The researchers analyzed the records of 4,274 infants born between the 22nd and 24th week of pregnancy, far earlier than the 37 to 40 weeks of a full-term pregnancy. The babies were hospitalized at 11 academic medical centers in the Neonatal Research Network, part of the Eunice Kennedy Shriver National Institute of Child Health and Human Development at the National Institutes of Health.

About 30 percent of infants born at the beginning of the study (between 2000 and 2003),  survived. That proportion increased to 36 percent for babies born toward the end of the study (from 2008 to 2011), with the best outcomes for children born at 23 and 24 weeks. Overall survival for babies born at 22 weeks remained the same throughout the study, at just 4 percent.

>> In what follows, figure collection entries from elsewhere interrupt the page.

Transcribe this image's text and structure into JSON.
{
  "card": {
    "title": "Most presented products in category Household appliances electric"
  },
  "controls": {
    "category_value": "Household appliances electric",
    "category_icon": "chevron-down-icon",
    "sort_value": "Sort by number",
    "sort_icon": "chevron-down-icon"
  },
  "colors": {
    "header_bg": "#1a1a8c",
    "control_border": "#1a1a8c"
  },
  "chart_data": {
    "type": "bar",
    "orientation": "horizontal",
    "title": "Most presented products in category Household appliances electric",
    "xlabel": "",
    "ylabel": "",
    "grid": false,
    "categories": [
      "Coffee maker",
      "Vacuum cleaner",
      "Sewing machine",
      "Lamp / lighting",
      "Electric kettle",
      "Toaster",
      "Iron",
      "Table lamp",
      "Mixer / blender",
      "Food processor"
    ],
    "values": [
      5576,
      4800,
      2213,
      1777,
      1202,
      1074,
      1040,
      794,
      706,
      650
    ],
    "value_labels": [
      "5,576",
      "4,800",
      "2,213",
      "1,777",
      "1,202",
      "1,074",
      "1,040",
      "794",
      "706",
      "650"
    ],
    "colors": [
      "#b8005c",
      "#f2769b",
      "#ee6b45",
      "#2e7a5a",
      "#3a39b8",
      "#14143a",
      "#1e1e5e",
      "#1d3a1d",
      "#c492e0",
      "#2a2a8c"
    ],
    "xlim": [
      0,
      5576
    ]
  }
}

Over the 12-year study period, the proportion of infants who survived but were found to have cognitive and motor impairment at 18 to 22 months stayed about the same (about 14 to 16 percent). But the proportion of babies who survived without evidence of moderate or severe neurological impairment improved from 16 percent to 20 percent.

“Researchers in the Neonatal Research Network reported in 2015 that survival was increasing in this vulnerable population,” Younge said. “One concern was that the improved survival might have been accompanied by a greater number of infants who went on to have impairments in the long term, such as cerebral palsy, developmental delay, hearing and vision loss. However, we actually are seeing a slight improvement. Because children continue to develop over years, it’s important to continue to track this data so families and providers can make the best decisions in caring for these infants.”

Improvements in survival and neurodevelopment may be the result of a number of factors, including declining rates of infection in the infants, along with the increased use of steroids in expectant mothers that can help mature and strengthen the fetus’s lungs prior to birth. At the beginning of the study, 58 percent of the expectant mothers had received steroids to boost fetal development. That figure increased to 64 percent by the end of the study.

“The culture of neonatal intensive care units has really changed in the past decade,” said senior author C. Michael Cotten, MD, a neonatologist and professor of pediatrics at Duke.  “We’ve taken a big focus on preventing infections, and there’s a lot more encouragement and support for the use of mother’s milk than there was 15 years ago, which has also been linked to better outcomes.”

Extremely preterm infants are highly susceptible to infections. Neonatal intensive care units have reported steady decreases in infection rates among extremely preterm infants over the past two decades.

“This is important because infections have been associated with greater risk of neurologic problems,” Cotten said.

In addition to their work with the Neonatal Research Network studying strategies to improve outcomes for preterm babies, the Duke researchers continue to study environmental and genetic factors, as well as the babies’ gut bacteria and metabolomics.

“We’re are always looking at how we can make further headway and continue to improve survival and reduce illness in this population,” Cotten said. “The results of this study are encouraging, but there’s still a long way to go.”

In addition to Younge and Cotten, study authors were Ricki F. Goldstein; Carla M. Bann; Susan R. Hintz; Ravi M. Patel; P. Brian Smith; Edward F. Bell; Matthew A. Rysavy; Andrea F. Duncan; Betty R. Vohr; Abhik Das; Ronald N. Goldberg; and Rosemary D. Higgins.